Extrait de Sud-Ouest :

BERGERAC-LIBOURNE. -- Les clients de cette ligne entre la Dordogne et la Gironde pestent contre divers dysfonctionnementsLes habitués du train bergeracois grognent
: Isabelle Sarran-Barrière


Hier à Bergerac. Les voyageurs se plaignent des nombreux retards des TER et des correspondances ratées PHOTO I. S.-B.

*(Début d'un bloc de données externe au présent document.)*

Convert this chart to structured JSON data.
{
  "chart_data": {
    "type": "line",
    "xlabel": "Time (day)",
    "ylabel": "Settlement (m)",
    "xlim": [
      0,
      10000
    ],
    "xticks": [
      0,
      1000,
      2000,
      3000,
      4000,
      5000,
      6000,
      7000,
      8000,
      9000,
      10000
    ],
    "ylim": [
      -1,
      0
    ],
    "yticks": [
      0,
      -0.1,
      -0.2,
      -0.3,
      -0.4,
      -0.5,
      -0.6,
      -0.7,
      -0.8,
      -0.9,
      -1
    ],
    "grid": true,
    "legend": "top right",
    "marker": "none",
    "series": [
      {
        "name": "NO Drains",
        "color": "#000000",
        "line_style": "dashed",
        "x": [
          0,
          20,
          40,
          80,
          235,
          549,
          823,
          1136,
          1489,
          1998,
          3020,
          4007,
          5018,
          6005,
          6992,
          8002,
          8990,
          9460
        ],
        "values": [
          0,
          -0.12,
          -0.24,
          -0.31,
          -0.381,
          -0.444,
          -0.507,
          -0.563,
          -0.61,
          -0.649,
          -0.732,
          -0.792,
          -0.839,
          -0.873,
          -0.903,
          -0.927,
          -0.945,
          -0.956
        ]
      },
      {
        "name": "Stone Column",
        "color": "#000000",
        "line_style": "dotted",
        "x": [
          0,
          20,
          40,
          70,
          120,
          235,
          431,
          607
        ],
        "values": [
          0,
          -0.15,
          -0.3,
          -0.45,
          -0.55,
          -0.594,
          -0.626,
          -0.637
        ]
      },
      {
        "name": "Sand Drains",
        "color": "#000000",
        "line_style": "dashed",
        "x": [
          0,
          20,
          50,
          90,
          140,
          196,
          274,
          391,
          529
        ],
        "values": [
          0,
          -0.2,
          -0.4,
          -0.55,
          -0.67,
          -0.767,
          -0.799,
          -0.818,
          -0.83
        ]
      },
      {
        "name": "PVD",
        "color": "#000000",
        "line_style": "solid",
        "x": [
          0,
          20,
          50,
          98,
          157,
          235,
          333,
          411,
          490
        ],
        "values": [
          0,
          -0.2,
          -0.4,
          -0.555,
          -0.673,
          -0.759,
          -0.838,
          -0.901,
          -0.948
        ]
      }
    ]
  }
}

Sa carte de « grand voyageur » à la main, Geneviève Finkelstein fulmine. « S'ils veulent supprimer les TER, qu'ils le disent, et qu'ils le fassent ! » Cette Bergeracoise fait l'aller-retour en train Bergerac-Paris chaque semaine depuis douze ans. « Une fois sur deux, je rate ma correspondance à Libourne », explique-t-elle. « Les TER sont toujours en retard. Le 2 janvier, on nous a assuré que le TGV attendrait à Libourne. Résultat, on est descendu du TER, mais le TGV était parti. La seule chose qu'on nous a dite est "remontez vite dans votre train et allez jusqu'à Bordeaux !" » Résultat, deux heures perdues et une arrivée à Paris à 23 h 30 au lieu de 21 h 30. Hier après-midi, excédée, Geneviève est venue inscrire une réclamation sur le registre prévu à cet effet à la gare de Bergerac. « Déjà qu'on n'a plus d'avion vers Paris... Veut-on faire une région encore plus désespérée ? On finit par se demander s'il n'y a pas un conflit entre la SNCF et la Région, et si tout ça n'est pas fait exprès. » Incohérences. Jacquelin va lui aussi se plaindre auprès de la SNCF. Une à deux fois par mois, il fait le voyage entre Gardonne et Paris. Dimanche soir, alors que son billet indiquait un horaire à Gardonne, le train est passé douze minutes plus tôt. Résultat il a dû partir à 5 h 30 hier matin. Ces incohérences entre les horaires donnés par Socrate, le système de réservation de la SNCF, et les horaires effectifs sont fréquentes. « Et en plus, régulièrement, le vendredi après-midi, de nombreux voyageurs sont debout, raconte-t-il. On se croirait dans le métro parisien. » Hier, par exemple, le train quittant Bergerac pour Bordeaux vers 17 h 30 était bondé. « Et, bien souvent, les annonces ne sont pas faites dans les trains », se plaint Patrick, qui circule tous les jours entre Le Buisson et Bordeaux. « Quant aux panneaux lumineux, ils indiquent le terminus, mais pas les gares desservies. » D'autres voyageurs évoquent aussi des trains carrément supprimés au dernier moment sans explications.